Just to try and test the theory @cubace alluded to above with the amount of audio engine runtime thing, I did a little testing today before getting started with my session. Of course yesterday’s session had hung, so I started out with the normal “freeze” dialog box on startup. I got past that, then let Cubase 12.0.10 start while going away and doing a few other things. I was probably away from my computer for 15-20 minutes. When I got back, I played my project through once (on the order of 3 minutes), recreated my groove quantize setting from the drums track (one super annoying thing is that these hangs on shutdown don’t preserve that, so it has been reverting to a setting from the last song I worked on), then saved the project and shut down Cubase once the red close button was available. Hang! So this was after way less than an hour, probably less than a half hour, of runtime.

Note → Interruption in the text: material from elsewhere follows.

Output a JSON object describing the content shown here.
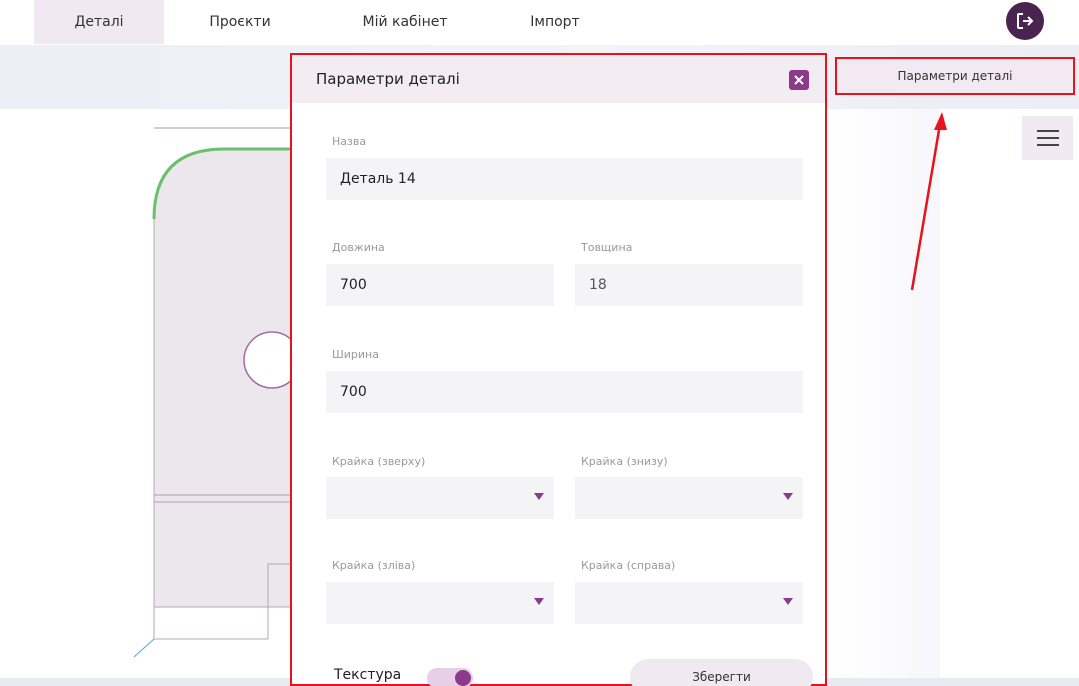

So it seems obvious that, even if the long session consideration alluded to is always an issue that can lead to this hang on shutdown, it is not a required catalyst (since my session was nowhere near the amount of time needed to trigger that specific issue).
Next I decided to try one other thing I’d seen alluded to by some others with respect to this problem. Specifically, I’d seen some mention issues in a multi-monitor setup when windows are left open on the non-primary monitor at the time of closing a session. The mentions I’d seen seemed to involve some virtual instruments or plugins, and I did not have any of those open on my second monitor. Rather, I had the MixConsole and the Markers window up. It’s possible I may also have had the Quantization settings up since I’d tweaked those again after getting back into my session. I think I again saved the project, then I shut down Cubase. No hang this time. This would have been a much shorter time between starting Cubase and closing it than the previous time, though – almost certainly less than 10 minutes.
So now I wanted to try opening some second monitor windows again and closing the project. I opened the MixConsole and Marker windows. I think I also opened the quantization window at one point, but I noted that was always on top (i.e. it didn’t go behind the MixConsole window when selecting the MixConsole window), so I closed that. I didn’t think I’d actually made any changes to the project (apparently wrong, as Cubase prompted me to save the project on shutting down), so I didn’t save it when closing Cubase. Again, no hang.
Opening Cubase again, I noted that it did not open the MixConsole or Marker windows (I guess, “duh!” since I hadn’t saved the project), so I opened them again, this time did save the project, then shut down Cubase again. Again no hang.
Opening Cubase again after that, the extra monitor windows were back. Hmm, could it be that the project had to be both started and closed with the windows open to trigger this? The short of it is that I’ve done the same opening with extra monitor windows open at least 3 times since then, a few times with playing parts of the project and or trying some other experiments in between, and, so far, it has not hung on shutting down again.
This is obviously not to say it won’t do that at the end of my session late tonight. In fact, based on similar experiments this past week, I strongly suspect it will hang tonight. Thus, I have no clue whether this experimentation actually tells me (or anyone else) anything. But perhaps there is some connection to what happened in the previous session, not just the session in question??? For example, maybe if it hung and had to be killed with task manager on the previous session, plus there was some other necessary condition (windows open on a second monitor, something else???), this audio engine runtime counter (if it really is involved in the hangs on shutdown) doesn’t get cleared (e.g. maybe there’s some reference to the previous value made at the start of the session and a corrupted value from that session already starts things off on a bad foot), and that somehow also gets combined with the value from the current session, only needing one of the conditions (i.e. corrupted previous session value or overflowing a samples processed counter) to cause the situation, but a short previous session, even with a crash, then a current session that doesn’t overflow the value, gets past it and everything is cool until the next long session??? (Yeah, this is a totally wild guess, so probably unlikely, but for entertainment value???)